A work in progress for plain-text based search method using Retrieval-Augmented Generation (RAG) that aims to preserve semantic relationships within structured data entries. The focus so far is to maintain data coherence and enhance retrieval accuracy through use-case specific splitting and processing.
The current implementation achieves the following:
-
Semantic Document Splitting: Preserve meaningful relationships in structured data.
-
Coherent Information Retrieval: Related information is kept together during processing, for improved context. Document metatada is also utilized to further improve context.
-
kgsandagents branch:
- A first, admittedly basic and naive implementation of Knowledge Graphs enhancements and agents to the already demo'd code. It is just a mock version of a KG and agents, to more or less show how i think about these tools in the context of the project.
On the cloned directory:
# Linux or macOS
python3 -m venv venv
source venv/bin/activate
# Windows (Command Prompt)
python -m venv venv
venv\Scripts\activate.bat
# Windows (Powershell)
python -m venv venv
.\venv\Scripts\Activate.ps1
then install the dependencies
pip install -r requirements.txt
- If you get
'python' is not recognized
: Ensure Python is added to your PATH. - If PowerShell execution policy blocks activation: Run
Set-ExecutionPolicy -ExecutionPolicy RemoteSigned -Scope CurrentUser
Now you can place your JSON data files in the OKWs directory, and then import and use the semantic RAG implementation.

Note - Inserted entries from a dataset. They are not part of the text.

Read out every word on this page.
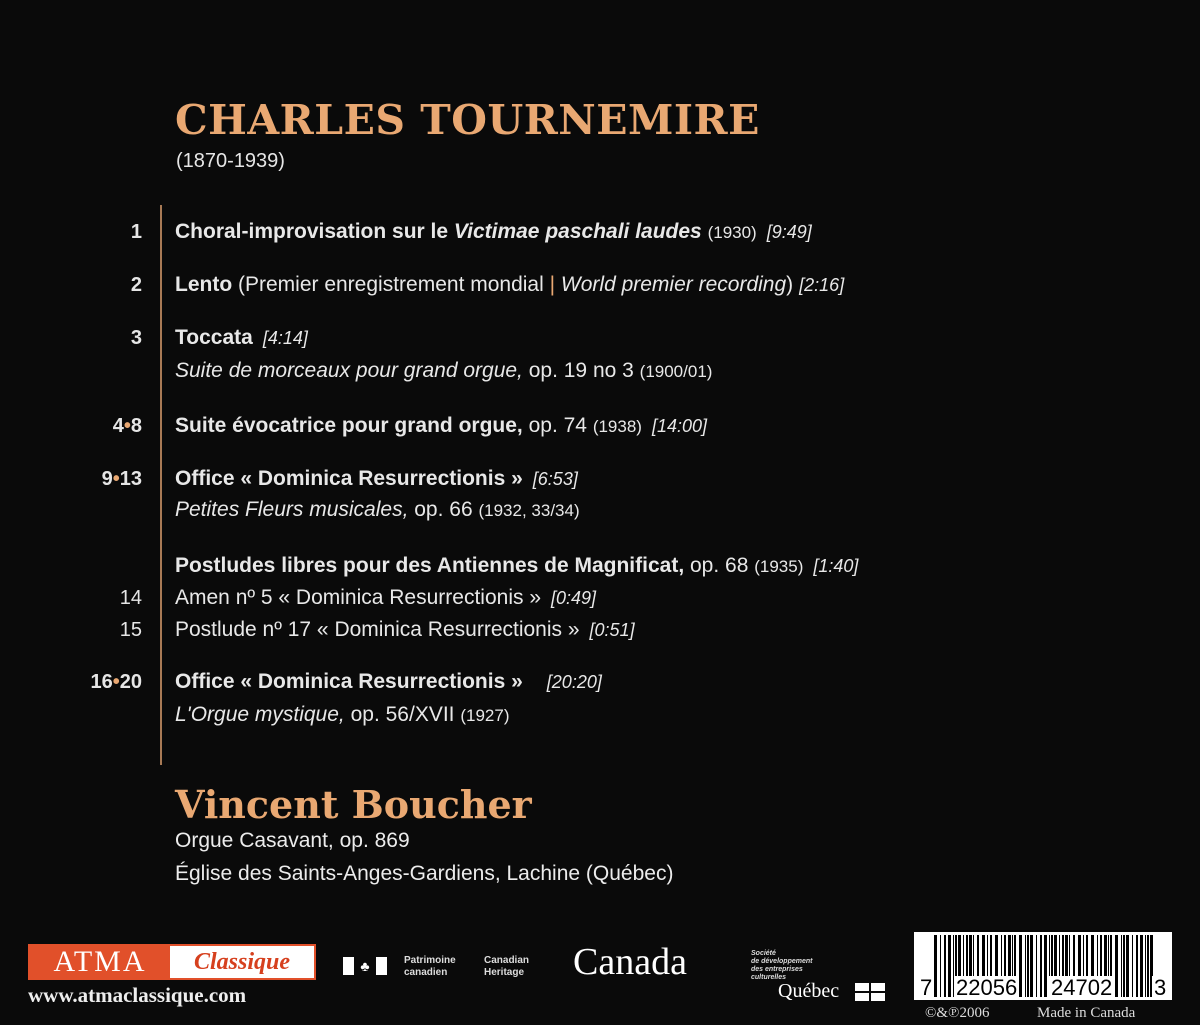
CHARLES TOURNEMIRE
(1870-1939)
1 Choral-improvisation sur le Victimae paschali laudes (1930) [9:49]
2 Lento (Premier enregistrement mondial | World premier recording) [2:16]
3 Toccata [4:14]
Suite de morceaux pour grand orgue, op. 19 no 3 (1900/01)
4•8 Suite évocatrice pour grand orgue, op. 74 (1938) [14:00]
9•13 Office « Dominica Resurrectionis » [6:53]
Petites Fleurs musicales, op. 66 (1932, 33/34)
Postludes libres pour des Antiennes de Magnificat, op. 68 (1935) [1:40]
14 Amen nº 5 « Dominica Resurrectionis » [0:49]
15 Postlude nº 17 « Dominica Resurrectionis » [0:51]
16•20 Office « Dominica Resurrectionis » [20:20]
L'Orgue mystique, op. 56/XVII (1927)
Vincent Boucher
Orgue Casavant, op. 869
Église des Saints-Anges-Gardiens, Lachine (Québec)
ATMA	Classique
www.atmaclassique.com
♣	Patrimoine
canadien
Canadian
Heritage Canada	Société
de développement
des entreprises
culturelles
Québec	7 22056 24702 3
©&℗2006	Made in Canada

I assume each 'document' to follow the following structure:
{
"title": "Your Title",
"description": "Your Description",
"keywords": ["keyword1", "keyword2"],
"inventory-atoms": [...],
"product-atoms": [...],
"tool-list-atoms": [...]
}
from preprocessing import load_and_process_documents
from langchain.embeddings import HuggingFaceEmbeddings
from langchain.vectorstores import Chroma
#load and process docs with semantic splitting
documents = load_and_process_documents('./OKWs/')
#init embeddings and vector store
embeddings = HuggingFaceEmbeddings(
model_name='sentence_transformers/all-MiniLM-L6-v2'
)
vectorstore = Chroma.from_documents(
documents=documents,
embeddings=embeddings
)
retriever = vectorstore.as_retriever(search_kwargs={'k': 5})
# to perform a search
question = 'your search query here, whether just keywords or complete sentences'
results = retriever.get_relevant_documents(question)
# Process results
for doc in results:
print(f"Title: {doc.metadata.get('title', 'No Title')}")
print(f"Content: {doc.page_content}\n")
- Integration with Knowledge Graphs (Supply trees) for enhanced relationship mapping, alternative paths computation, memory concerns, etc. OKH -> OKW matching should return an array of supply trees.
- Integration of specialized agents for highly domain-specific tasks. (too soon for this)
- Auto-RAG? To automatically detect appropriate methods of query search. (too soon for this)
- Improve and refactor chunking methods to further enhance retrieval, thinking about other matching scenarios.